Century City

  Century City
I like The Practice and Law & Order, and I love just about anything futuristic. So when I heard about Century City, CBS's new legal drama set in Los Angeles in 2030, I cleared my calendar and prepared to be entertained. I've watched every episode so far (well, I think there have only been two), but as much as it sucks, I'm not ready to give up yet. So, please CBS! Go back in time and make the craptacular Century City worthy of its innovative premise:

1. Get better gadgets. Yeah, I saw the clear laptop. It's not enough. I know we're only 26 years in the future, but can't something cool have happened technology-wise?

2. Get a more adventurous wardrobe person. I'm not saying the show needs to look all Buck Rogers (that takes place in the 25th century, after all), but I just can't get excited over business suits, even if the ties have a metallic tinge.

3. Hire a writer or script consultant who creates believable sci-fi. Experience writing for the West Wing is admirable, but it doesn't mean you're qualified to do a legal drama from the future.

Century City  
4. Have more fun. I understand that you don't want Century City to turn campy, but this show will only work if you relax once in a while. C'mon… it's the future! Isn't anything wacky going on?

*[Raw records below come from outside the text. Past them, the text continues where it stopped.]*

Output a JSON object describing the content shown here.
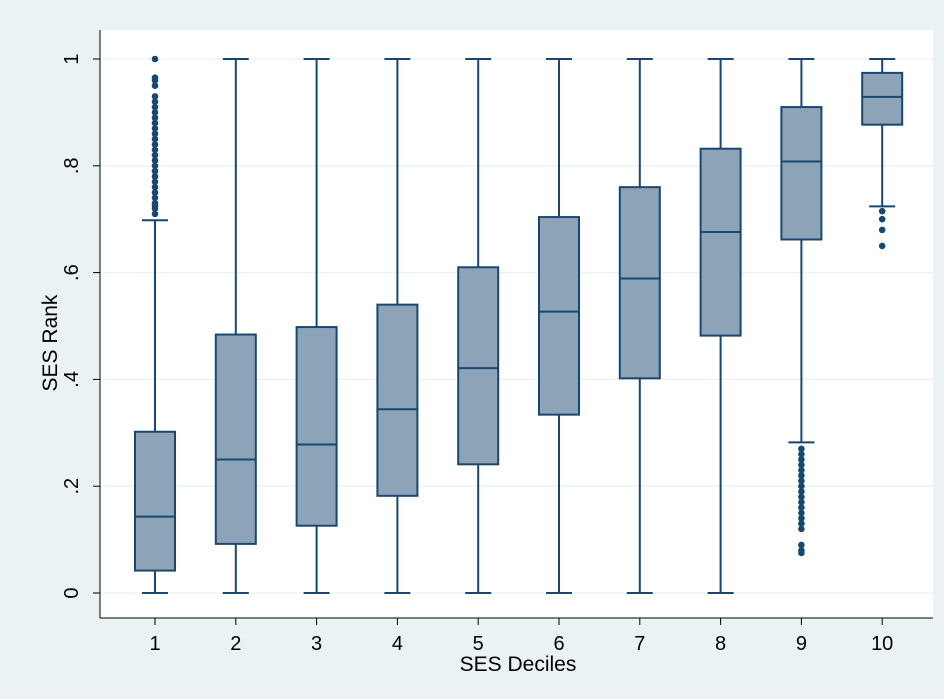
{
  "chart_data": {
    "type": "box",
    "xlabel": "SES Deciles",
    "ylabel": "SES Rank",
    "ylim": [
      0,
      1
    ],
    "yticks": [
      {
        "value": 0,
        "label": "0"
      },
      {
        "value": 0.2,
        "label": ".2"
      },
      {
        "value": 0.4,
        "label": ".4"
      },
      {
        "value": 0.6,
        "label": ".6"
      },
      {
        "value": 0.8,
        "label": ".8"
      },
      {
        "value": 1,
        "label": "1"
      }
    ],
    "categories": [
      "1",
      "2",
      "3",
      "4",
      "5",
      "6",
      "7",
      "8",
      "9",
      "10"
    ],
    "grid": true,
    "colors": {
      "plot_bg": "#ffffff",
      "outer_bg": "#eaf2f3",
      "box_fill": "#8da3b8",
      "box_stroke": "#1a476f",
      "grid": "#eaf2f3"
    },
    "boxes": [
      {
        "category": "1",
        "min": 0,
        "q1": 0.042,
        "median": 0.143,
        "q3": 0.302,
        "max": 0.698,
        "outliers": [
          0.71,
          0.72,
          0.725,
          0.73,
          0.74,
          0.75,
          0.76,
          0.77,
          0.78,
          0.79,
          0.8,
          0.81,
          0.82,
          0.83,
          0.84,
          0.85,
          0.86,
          0.87,
          0.88,
          0.89,
          0.9,
          0.91,
          0.92,
          0.93,
          0.95,
          0.96,
          0.965,
          1.0
        ]
      },
      {
        "category": "2",
        "min": 0,
        "q1": 0.092,
        "median": 0.25,
        "q3": 0.484,
        "max": 1,
        "outliers": []
      },
      {
        "category": "3",
        "min": 0,
        "q1": 0.126,
        "median": 0.278,
        "q3": 0.498,
        "max": 1,
        "outliers": []
      },
      {
        "category": "4",
        "min": 0,
        "q1": 0.182,
        "median": 0.344,
        "q3": 0.54,
        "max": 1,
        "outliers": []
      },
      {
        "category": "5",
        "min": 0,
        "q1": 0.241,
        "median": 0.421,
        "q3": 0.61,
        "max": 1,
        "outliers": []
      },
      {
        "category": "6",
        "min": 0,
        "q1": 0.334,
        "median": 0.527,
        "q3": 0.704,
        "max": 1,
        "outliers": []
      },
      {
        "category": "7",
        "min": 0,
        "q1": 0.402,
        "median": 0.589,
        "q3": 0.76,
        "max": 1,
        "outliers": []
      },
      {
        "category": "8",
        "min": 0,
        "q1": 0.482,
        "median": 0.676,
        "q3": 0.832,
        "max": 1,
        "outliers": []
      },
      {
        "category": "9",
        "min": 0.282,
        "q1": 0.662,
        "median": 0.808,
        "q3": 0.91,
        "max": 1,
        "outliers": [
          0.27,
          0.26,
          0.25,
          0.24,
          0.23,
          0.22,
          0.21,
          0.2,
          0.19,
          0.18,
          0.17,
          0.16,
          0.15,
          0.14,
          0.13,
          0.12,
          0.09,
          0.08,
          0.075
        ]
      },
      {
        "category": "10",
        "min": 0.724,
        "q1": 0.877,
        "median": 0.929,
        "q3": 0.974,
        "max": 1,
        "outliers": [
          0.715,
          0.7,
          0.68,
          0.65
        ]
      }
    ]
  }
}
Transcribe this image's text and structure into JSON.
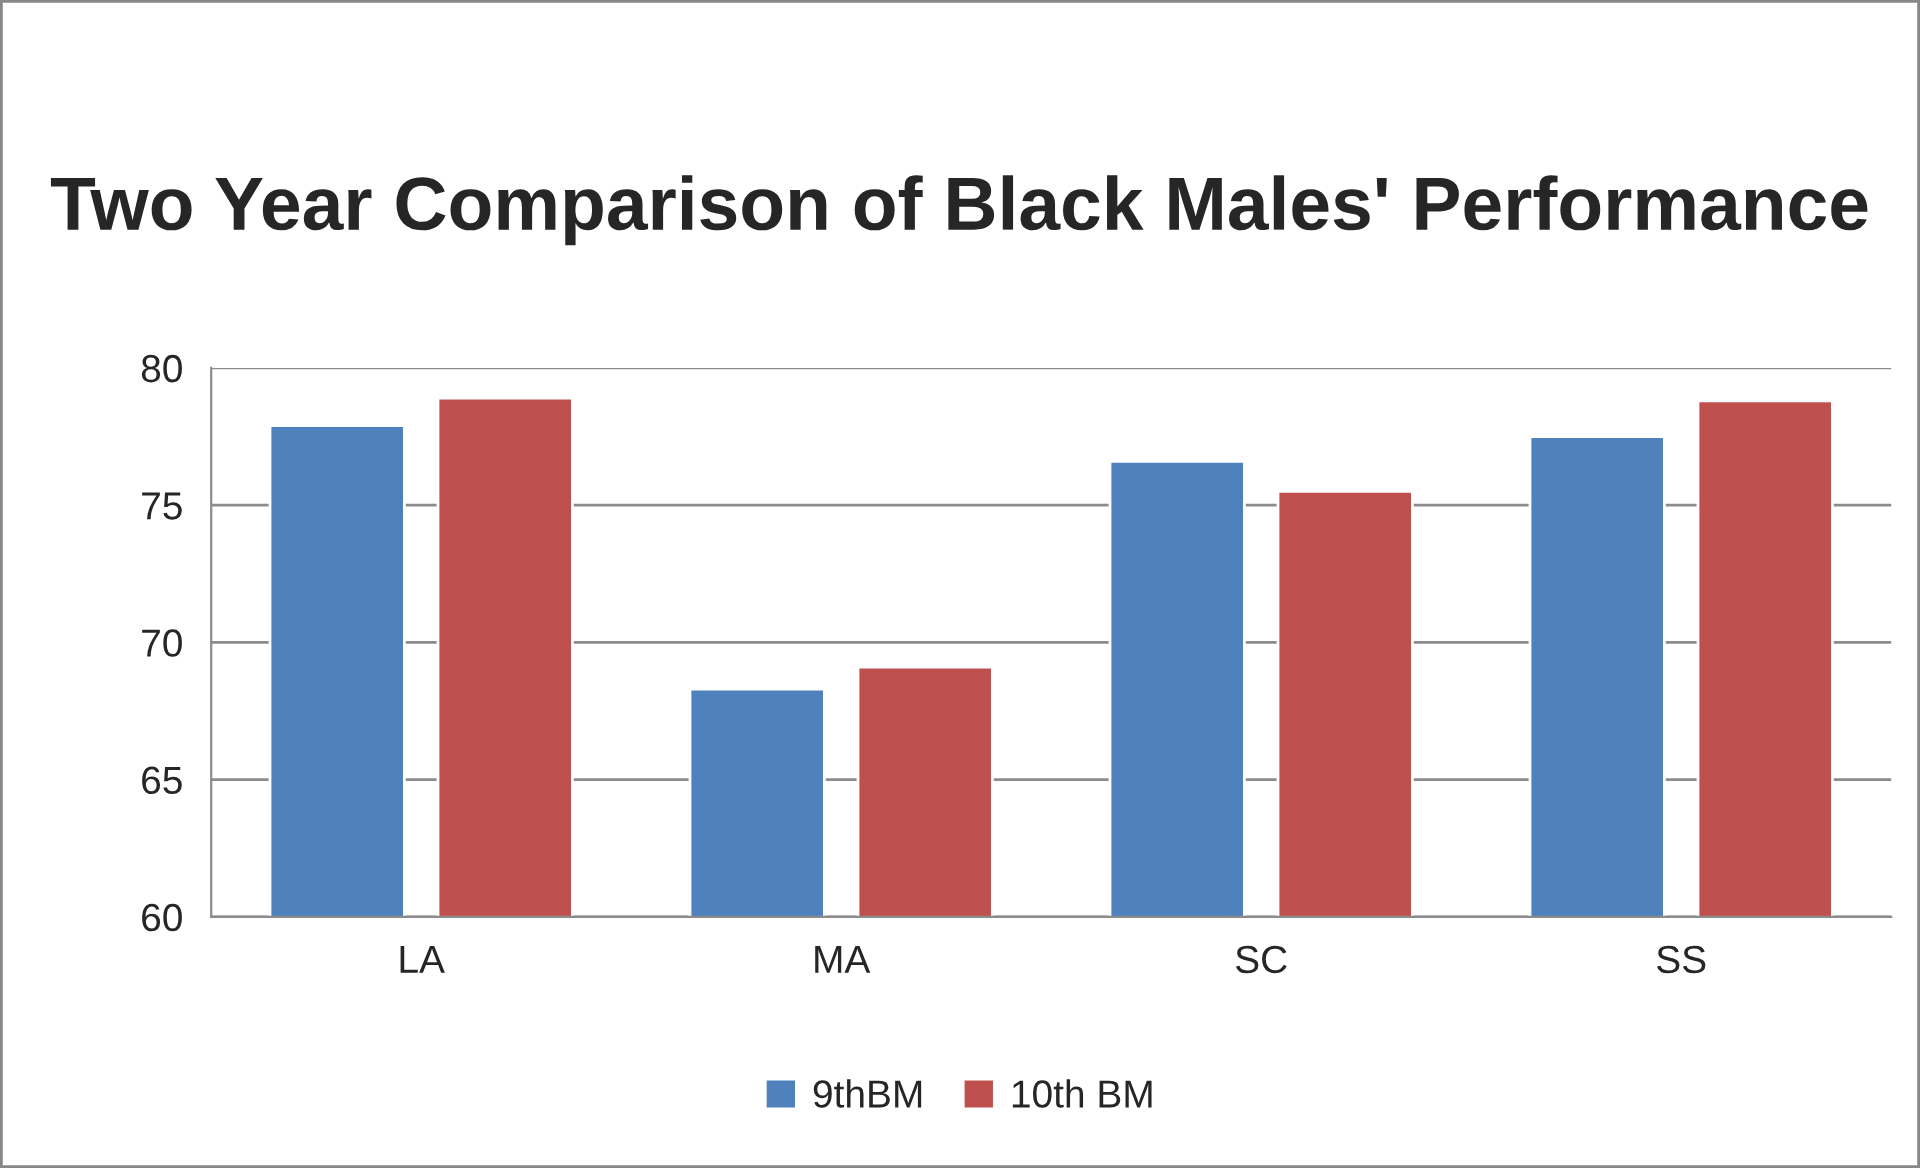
{
  "chart_data": {
    "type": "bar",
    "title": "Two Year Comparison of Black Males' Performance",
    "categories": [
      "LA",
      "MA",
      "SC",
      "SS"
    ],
    "series": [
      {
        "name": "9thBM",
        "color": "#4f81bd",
        "values": [
          77.9,
          68.3,
          76.6,
          77.5
        ]
      },
      {
        "name": "10th BM",
        "color": "#c0504d",
        "values": [
          78.9,
          69.1,
          75.5,
          78.8
        ]
      }
    ],
    "ylim": [
      60,
      80
    ],
    "yticks": [
      60,
      65,
      70,
      75,
      80
    ],
    "grid": "y",
    "legend": "bottom"
  }
}
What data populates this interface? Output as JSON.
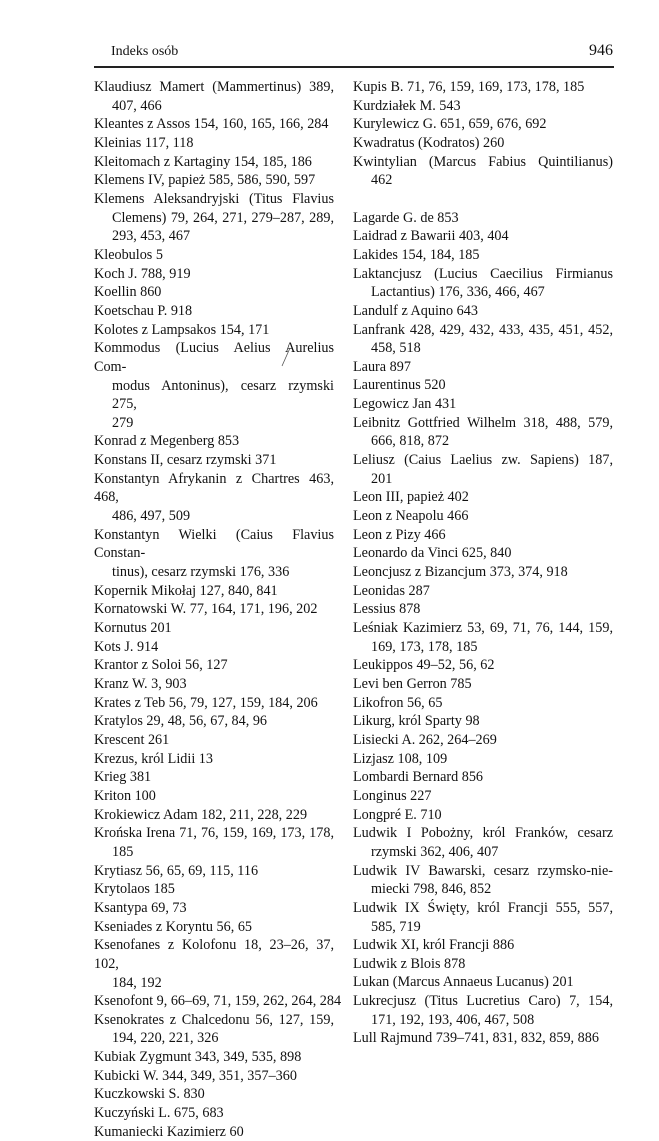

5. Cut the clichés. The overly dramatic emotional scenes aren't making me cry -- they're making me cringe. That moment where a child star, afraid of growing older, confesses to his lawyer that he has never learned to ride a bike? I tend to cry at everything, even sad commercials, but this conversation made me want to throw a brick at my TV.

6. Add a cranky robot to the cast. I know it's a long shot, but seriously -- I'd be a fan for life.